Hospital officials had recently slashed some 308 jobs at the embattled hospital amid budget cuts for an expected $40 million shortfall next year from projected losses in Medicare and Medicaid programs, which were due, in part, to the agreed federal settlement in billing federal programs more honestly and accurately.

There is no arguing that both UT Southwestern and Parkland suffered a great deal of damage to their reputations in the community from the series of scandals that rocked the medical center in the last five years. The combination of fraud and issues of patient safety were particularly irrevocably damning to the medical center.


Whether Dr.

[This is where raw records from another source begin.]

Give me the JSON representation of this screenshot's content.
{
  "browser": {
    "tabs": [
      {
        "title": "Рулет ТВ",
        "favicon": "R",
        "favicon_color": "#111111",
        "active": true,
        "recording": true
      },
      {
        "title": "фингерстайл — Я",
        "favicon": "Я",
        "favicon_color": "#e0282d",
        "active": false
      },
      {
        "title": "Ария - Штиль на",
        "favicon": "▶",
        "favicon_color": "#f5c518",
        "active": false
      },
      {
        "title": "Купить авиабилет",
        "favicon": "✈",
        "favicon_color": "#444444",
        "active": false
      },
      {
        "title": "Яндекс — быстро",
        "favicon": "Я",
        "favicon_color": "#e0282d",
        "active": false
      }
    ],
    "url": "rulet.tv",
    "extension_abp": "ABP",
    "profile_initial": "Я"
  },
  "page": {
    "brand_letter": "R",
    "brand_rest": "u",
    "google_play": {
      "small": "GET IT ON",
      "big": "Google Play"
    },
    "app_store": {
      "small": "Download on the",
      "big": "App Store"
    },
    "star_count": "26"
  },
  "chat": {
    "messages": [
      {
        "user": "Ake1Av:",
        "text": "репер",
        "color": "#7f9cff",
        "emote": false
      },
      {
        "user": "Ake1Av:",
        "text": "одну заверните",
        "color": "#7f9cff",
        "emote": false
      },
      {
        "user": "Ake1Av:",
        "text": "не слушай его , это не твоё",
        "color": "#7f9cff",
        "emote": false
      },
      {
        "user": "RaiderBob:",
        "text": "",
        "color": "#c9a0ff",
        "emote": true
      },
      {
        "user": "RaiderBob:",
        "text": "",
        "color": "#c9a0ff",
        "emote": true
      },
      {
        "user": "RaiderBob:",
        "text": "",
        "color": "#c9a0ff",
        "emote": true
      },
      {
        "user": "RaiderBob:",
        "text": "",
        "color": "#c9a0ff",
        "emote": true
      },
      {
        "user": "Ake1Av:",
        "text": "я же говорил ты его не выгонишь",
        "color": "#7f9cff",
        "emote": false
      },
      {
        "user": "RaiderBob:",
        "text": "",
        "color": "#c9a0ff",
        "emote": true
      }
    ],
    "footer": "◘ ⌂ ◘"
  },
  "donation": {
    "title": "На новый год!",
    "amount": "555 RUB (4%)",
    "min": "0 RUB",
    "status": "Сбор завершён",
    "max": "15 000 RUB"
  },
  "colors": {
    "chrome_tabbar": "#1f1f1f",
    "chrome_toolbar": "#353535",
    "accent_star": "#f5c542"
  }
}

Bierner should retain his current position at UNMC to lead the new department is the big question on everyone's mind at the moment, since it appears he failed to disclose these bombshell revelations about his troubled past to UNMC officials when he applied for the job and was being vetted by UNMC.

This kind of embarrassing and damaging scandal will not get UNMC's new PM&R program off the ground, as they are trying to recruit a whole new department with new faculty members, staff, incoming residents, and interested medical students to join the new program, while at the same time trying to assure the public on the safety and integrity of the new rehab program offered by UNMC and its affiliated hospitals, among which is the new Madonna campus in Omaha.


The program, because it is brand new, is not yet accredited by the ACGME, the governing body for accrediting medical residency training programs nationwide, and is still years away from launching its residency training program, but that effort to get accredited may have been dramatically hampered by disturbing news of Dr. Bierner's troubling past with UT Southwestern and Parkland.

To date, we have still not heard a response from UNMC about the matter, but we are still very eager to find what their response might be.